Designed construction of yolk-shell structured trimanganese tetraoxide nanospheres via polar solvent-assisted etching and biomass-derived activated porous carbon materials for high-performance asymmetric supercapacitors

Abstract

Recently, yolk-shell structured electrode materials have attracted increasing interest in supercapacitors (SCs) due to their high surface area, good electrochemical activity and excellent mechanical stability towards superior energy storage performance. However, the synthesis strategies to prepare such yolk-shell structured materials without using chemical surfactants/solid templates are still inferior.

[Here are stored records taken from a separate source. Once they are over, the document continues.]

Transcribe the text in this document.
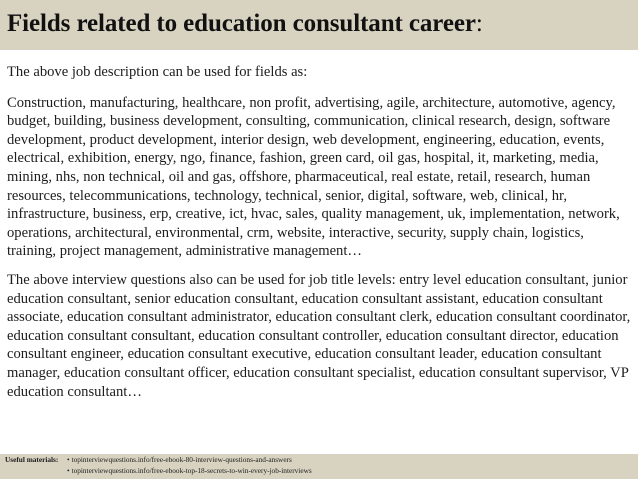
Fields related to education consultant career:

The above job description can be used for fields as:

Construction, manufacturing, healthcare, non profit, advertising, agile, architecture, automotive, agency, budget, building, business development, consulting, communication, clinical research, design, software development, product development, interior design, web development, engineering, education, events, electrical, exhibition, energy, ngo, finance, fashion, green card, oil gas, hospital, it, marketing, media, mining, nhs, non technical, oil and gas, offshore, pharmaceutical, real estate, retail, research, human resources, telecommunications, technology, technical, senior, digital, software, web, clinical, hr, infrastructure, business, erp, creative, ict, hvac, sales, quality management, uk, implementation, network, operations, architectural, environmental, crm, website, interactive, security, supply chain, logistics, training, project management, administrative management…

The above interview questions also can be used for job title levels: entry level education consultant, junior education consultant, senior education consultant, education consultant assistant, education consultant associate, education consultant administrator, education consultant clerk, education consultant coordinator, education consultant consultant, education consultant controller, education consultant director, education consultant engineer, education consultant executive, education consultant leader, education consultant manager, education consultant officer, education consultant specialist, education consultant supervisor, VP education consultant…

Useful materials:	• topinterviewquestions.info/free-ebook-80-interview-questions-and-answers
• topinterviewquestions.info/free-ebook-top-18-secrets-to-win-every-job-interviews
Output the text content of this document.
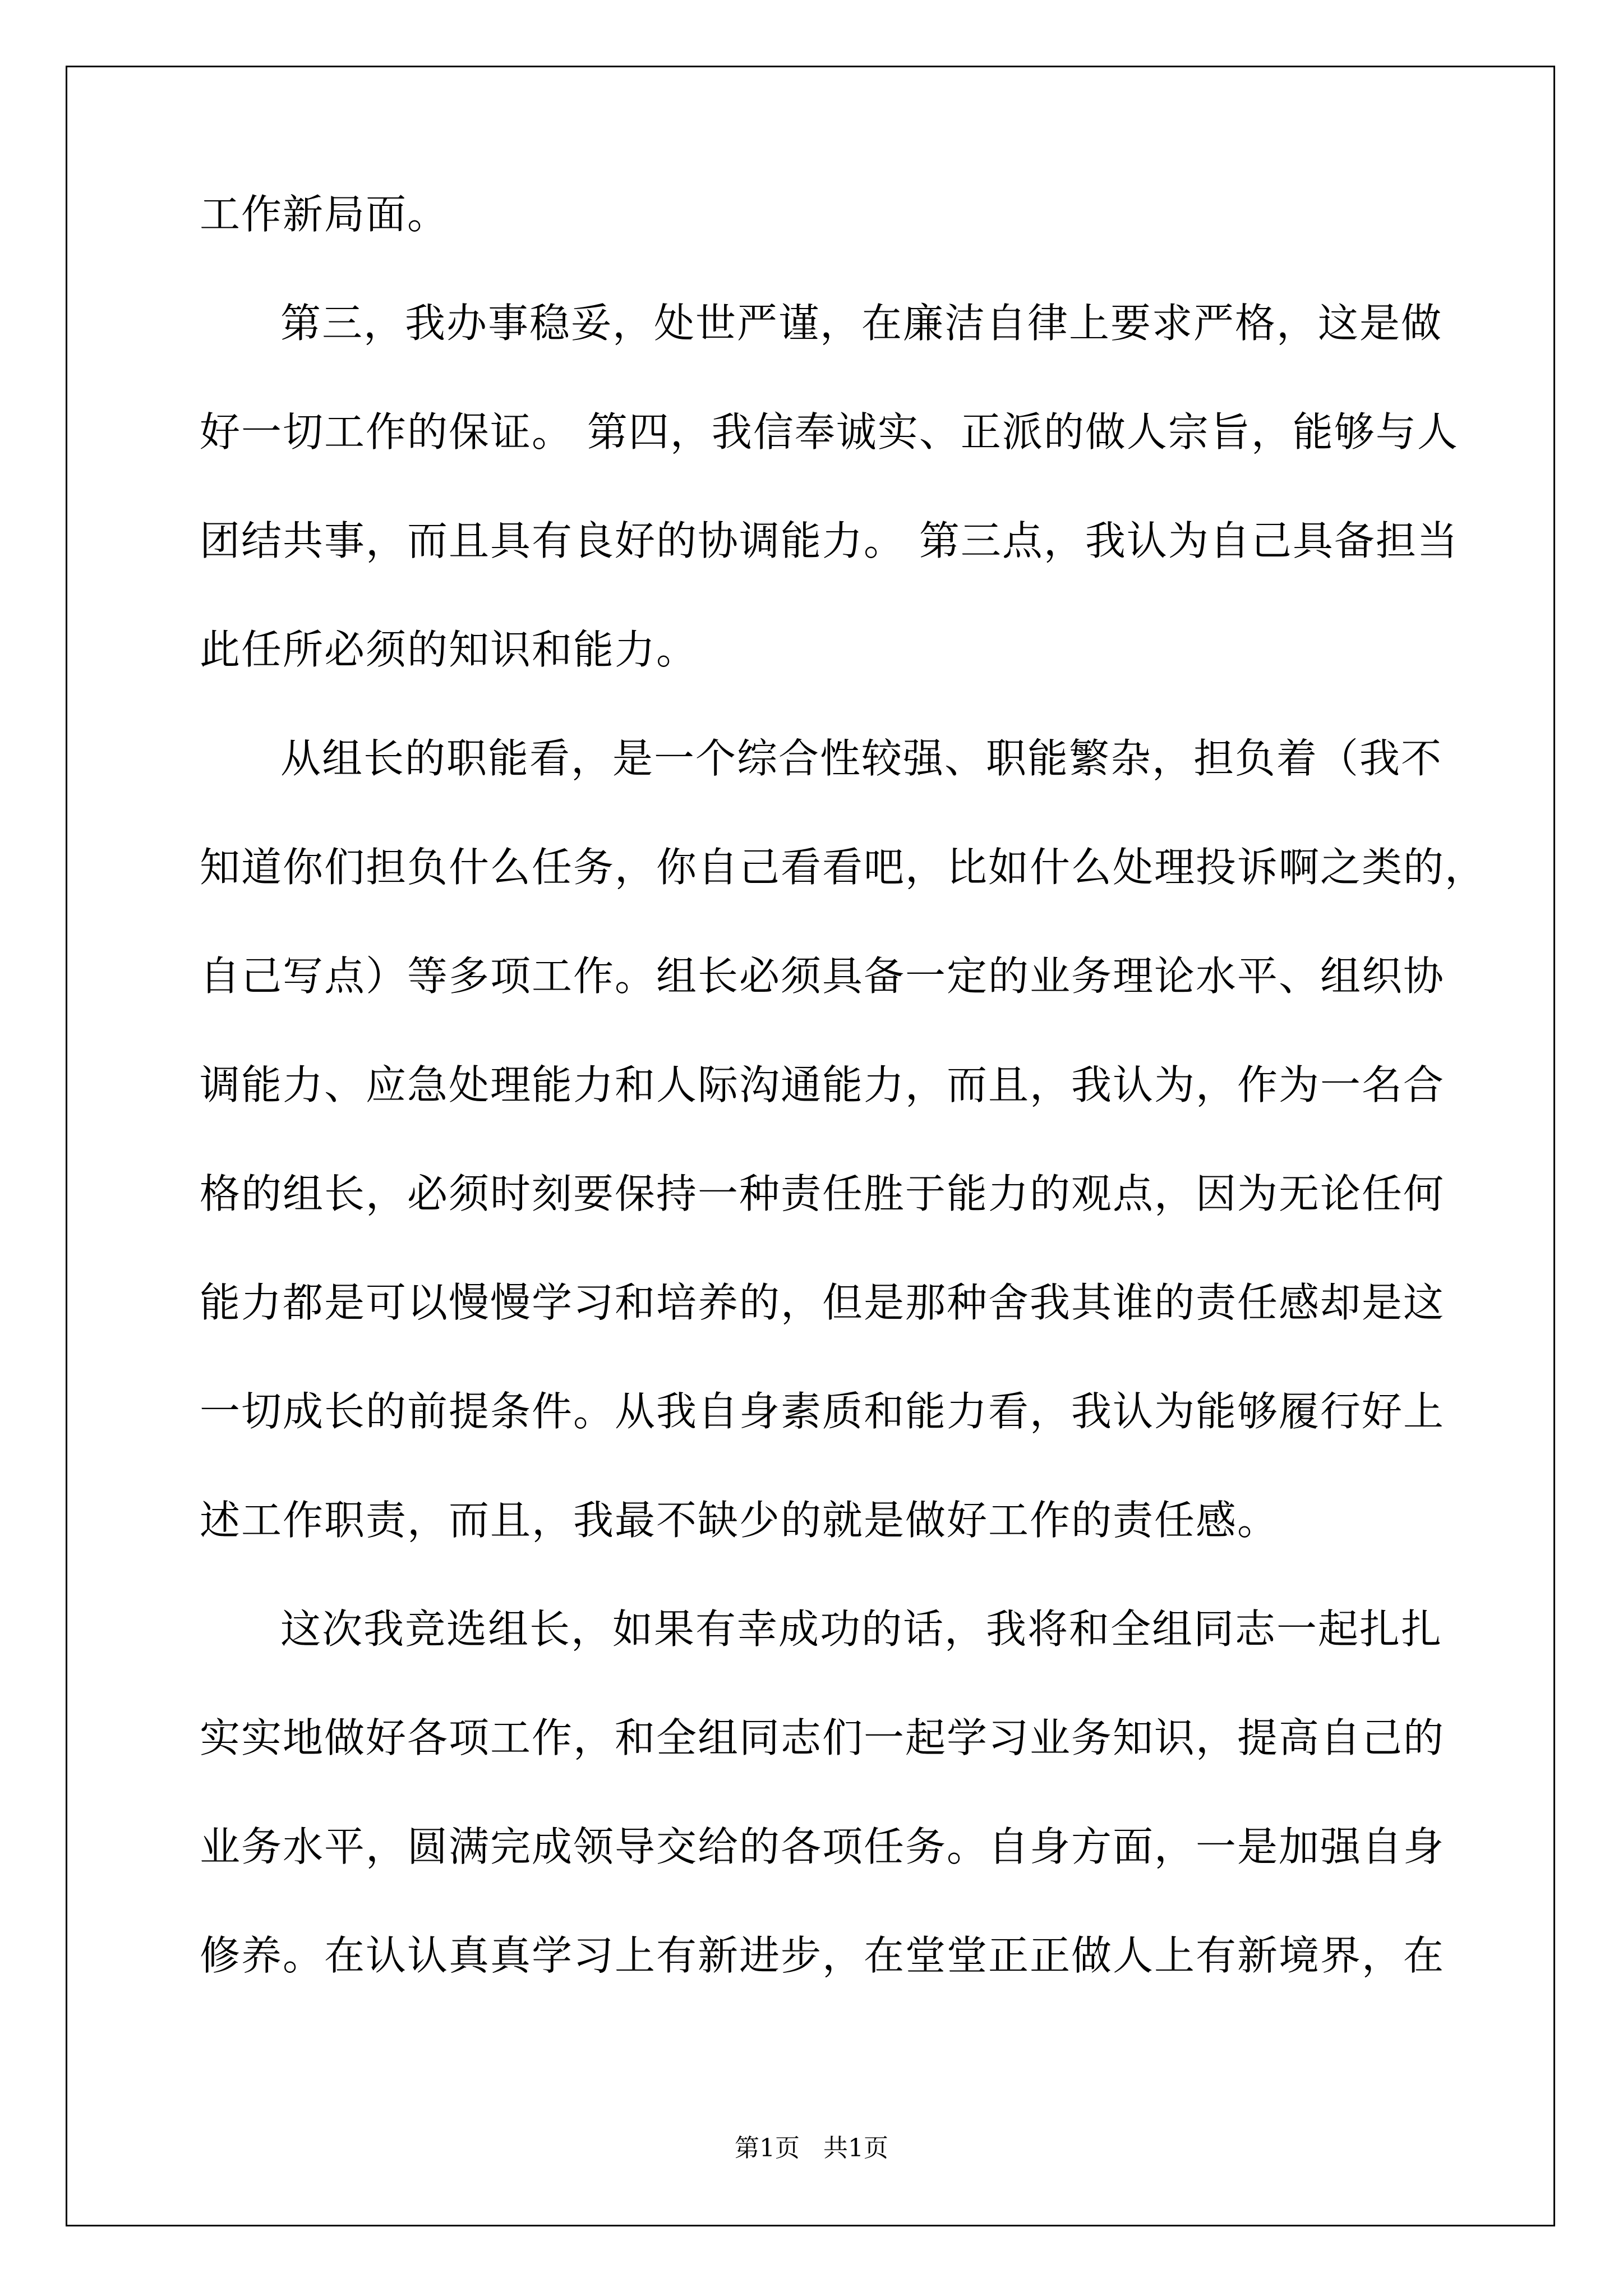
工作新局面。
第三，我办事稳妥，处世严谨，在廉洁自律上要求严格，这是做
好一切工作的保证。 第四，我信奉诚实、正派的做人宗旨，能够与人
团结共事，而且具有良好的协调能力。 第三点，我认为自己具备担当
此任所必须的知识和能力。
从组长的职能看，是一个综合性较强、职能繁杂，担负着（我不
知道你们担负什么任务，你自己看看吧，比如什么处理投诉啊之类的，
自己写点）等多项工作。组长必须具备一定的业务理论水平、组织协
调能力、应急处理能力和人际沟通能力，而且，我认为，作为一名合
格的组长，必须时刻要保持一种责任胜于能力的观点，因为无论任何
能力都是可以慢慢学习和培养的，但是那种舍我其谁的责任感却是这
一切成长的前提条件。从我自身素质和能力看，我认为能够履行好上
述工作职责，而且，我最不缺少的就是做好工作的责任感。
这次我竞选组长，如果有幸成功的话，我将和全组同志一起扎扎
实实地做好各项工作，和全组同志们一起学习业务知识，提高自己的
业务水平，圆满完成领导交给的各项任务。自身方面，一是加强自身
修养。在认认真真学习上有新进步，在堂堂正正做人上有新境界，在
第1页   共1页
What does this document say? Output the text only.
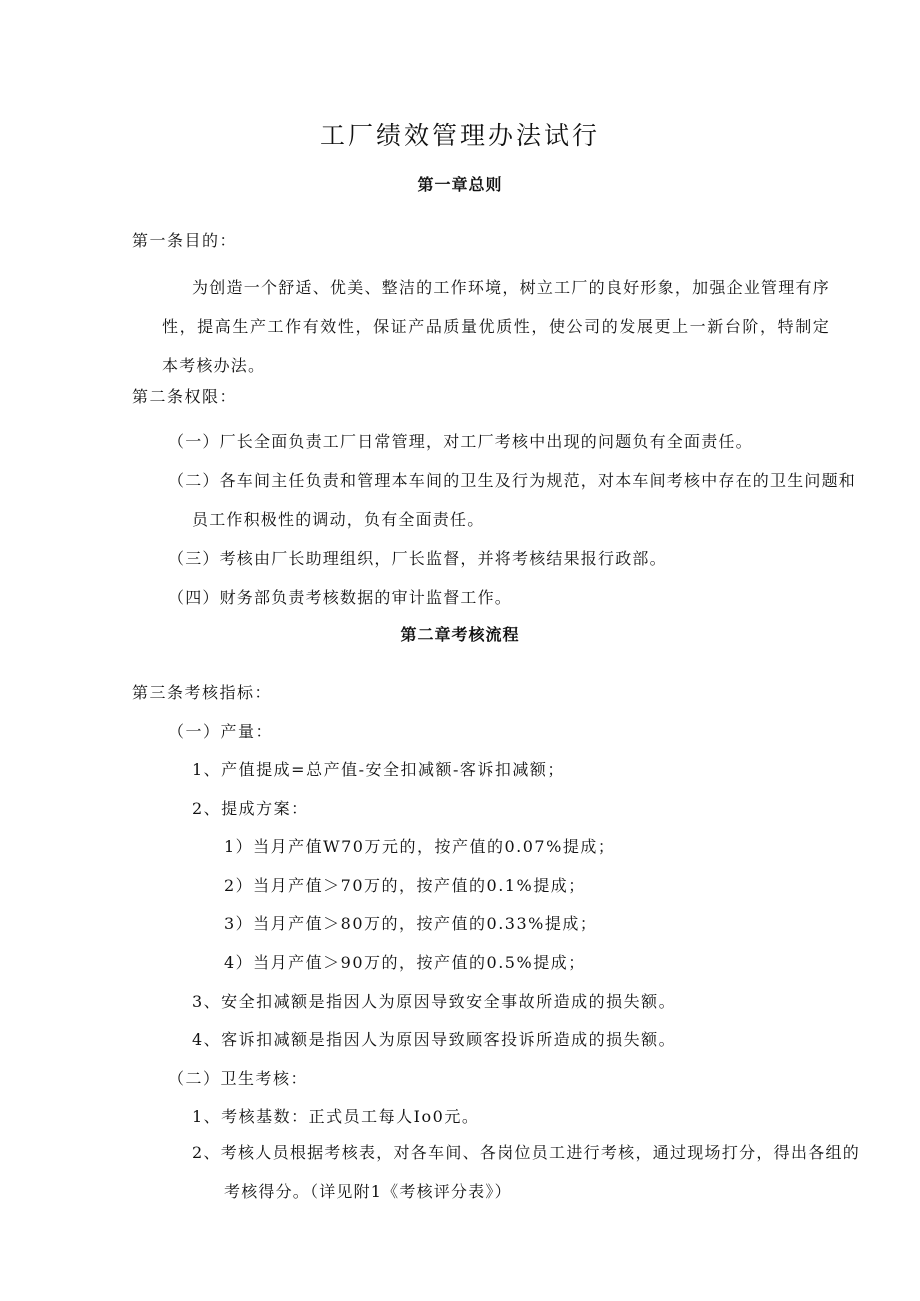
工厂绩效管理办法试行
第一章总则
第一条目的：
为创造一个舒适、优美、整洁的工作环境，树立工厂的良好形象，加强企业管理有序性，提高生产工作有效性，保证产品质量优质性，使公司的发展更上一新台阶，特制定本考核办法。
第二条权限：
（一）厂长全面负责工厂日常管理，对工厂考核中出现的问题负有全面责任。
（二）各车间主任负责和管理本车间的卫生及行为规范，对本车间考核中存在的卫生问题和员工作积极性的调动，负有全面责任。
（三）考核由厂长助理组织，厂长监督，并将考核结果报行政部。
（四）财务部负责考核数据的审计监督工作。
第二章考核流程
第三条考核指标：
（一）产量：
1、产值提成=总产值-安全扣减额-客诉扣减额；
2、提成方案：
1）当月产值W70万元的，按产值的0.07%提成；
2）当月产值＞70万的，按产值的0.1%提成；
3）当月产值＞80万的，按产值的0.33%提成；
4）当月产值＞90万的，按产值的0.5%提成；
3、安全扣减额是指因人为原因导致安全事故所造成的损失额。
4、客诉扣减额是指因人为原因导致顾客投诉所造成的损失额。
（二）卫生考核：
1、考核基数：正式员工每人Io0元。
2、考核人员根据考核表，对各车间、各岗位员工进行考核，通过现场打分，得出各组的考核得分。（详见附1《考核评分表》）
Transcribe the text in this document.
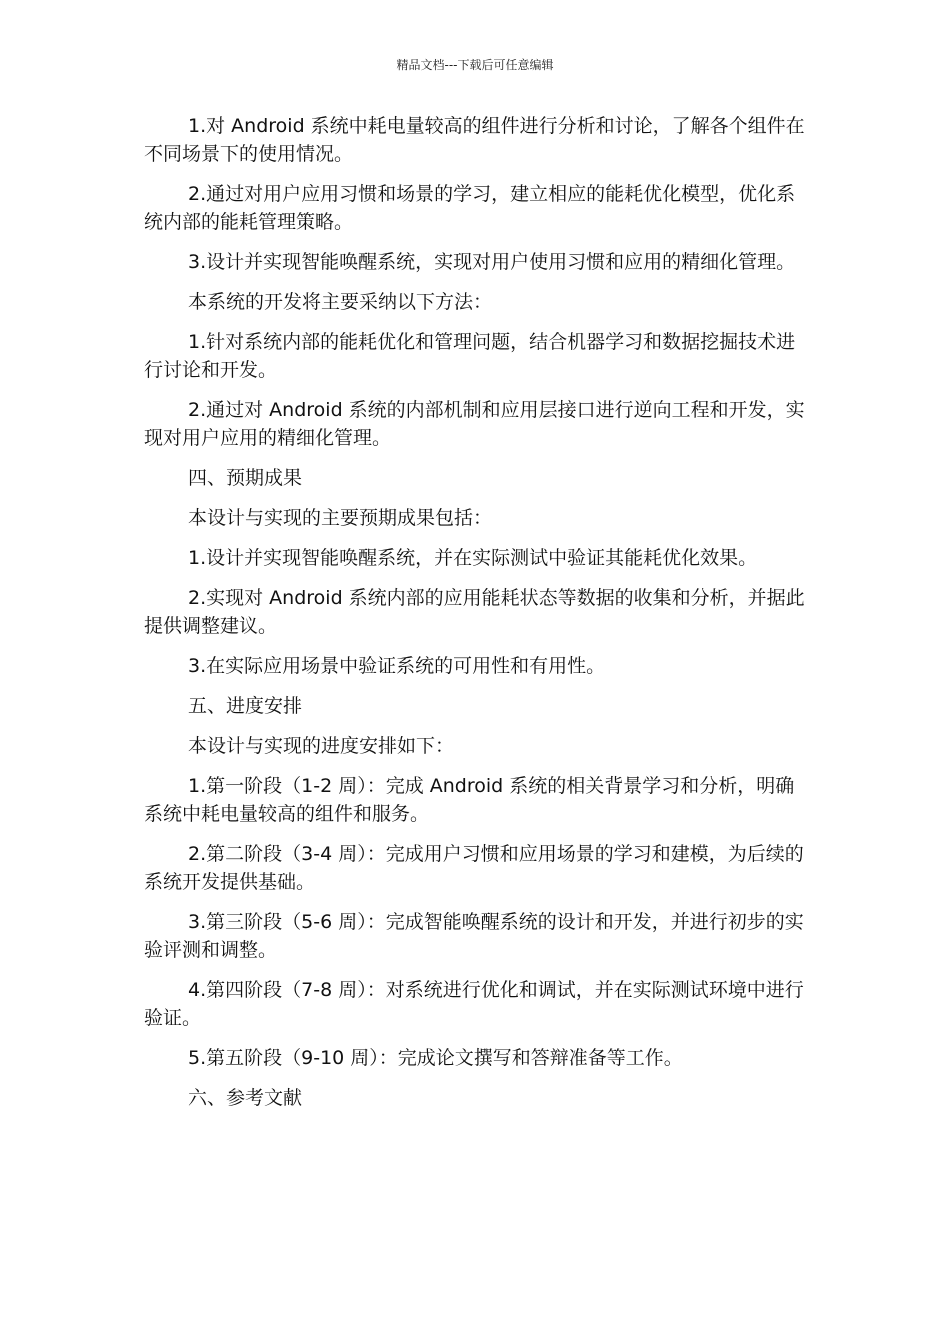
精品文档---下载后可任意编辑

1.对 Android 系统中耗电量较高的组件进行分析和讨论，了解各个组件在不同场景下的使用情况。

2.通过对用户应用习惯和场景的学习，建立相应的能耗优化模型，优化系统内部的能耗管理策略。

3.设计并实现智能唤醒系统，实现对用户使用习惯和应用的精细化管理。

本系统的开发将主要采纳以下方法：

1.针对系统内部的能耗优化和管理问题，结合机器学习和数据挖掘技术进行讨论和开发。

2.通过对 Android 系统的内部机制和应用层接口进行逆向工程和开发，实现对用户应用的精细化管理。

四、预期成果

本设计与实现的主要预期成果包括：

1.设计并实现智能唤醒系统，并在实际测试中验证其能耗优化效果。

2.实现对 Android 系统内部的应用能耗状态等数据的收集和分析，并据此提供调整建议。

3.在实际应用场景中验证系统的可用性和有用性。

五、进度安排

本设计与实现的进度安排如下：

1.第一阶段（1-2 周）：完成 Android 系统的相关背景学习和分析，明确系统中耗电量较高的组件和服务。

2.第二阶段（3-4 周）：完成用户习惯和应用场景的学习和建模，为后续的系统开发提供基础。

3.第三阶段（5-6 周）：完成智能唤醒系统的设计和开发，并进行初步的实验评测和调整。

4.第四阶段（7-8 周）：对系统进行优化和调试，并在实际测试环境中进行验证。

5.第五阶段（9-10 周）：完成论文撰写和答辩准备等工作。

六、参考文献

Herein, a facile and cost-effective strategy to design yolk-shell structured trimanganese tetraoxide nanospheres (Mn3O4 NSs) with a distinctive core-void-shell configuration to use as an efficient positive electrode material in asymmetric SCs is demonstrated. Specifically, the yolk-shell structured Mn3O4 NSs were prepared by the inclusion of water droplets to the manganese precursor-isopropyl alcohol system, which facilitates the inside-out Ostwald ripening process to construct a yolk-shell-like configuration with porous properties. In aqueous electrolyte solution, the corresponding material exhibited a high specific capacitance (211.36 F g(-1) at a current density of 0.5 A g(-1)), a good rate capability (79.4% at 10 A g(-1)) and an excellent cycling stability (92% after 2000 cycles) compared to its solid counterparts. Meanwhile, a low-cost material based on biomass-derived activated carbon with a honeycomb-like structure is also prepared using waste corrugated boxes, which exhibits a reliable electrochemical performance for use as a negative electrode material. Moreover, the fabricated asymmetric SC using both electrode materials offers a maximum potential window of 2 V with higher energy density (19.47 W h kg(-1)) and power density (2263.89 W kg(-1)) values, which can effectively power up commercial light-emitting diodes for practical applications.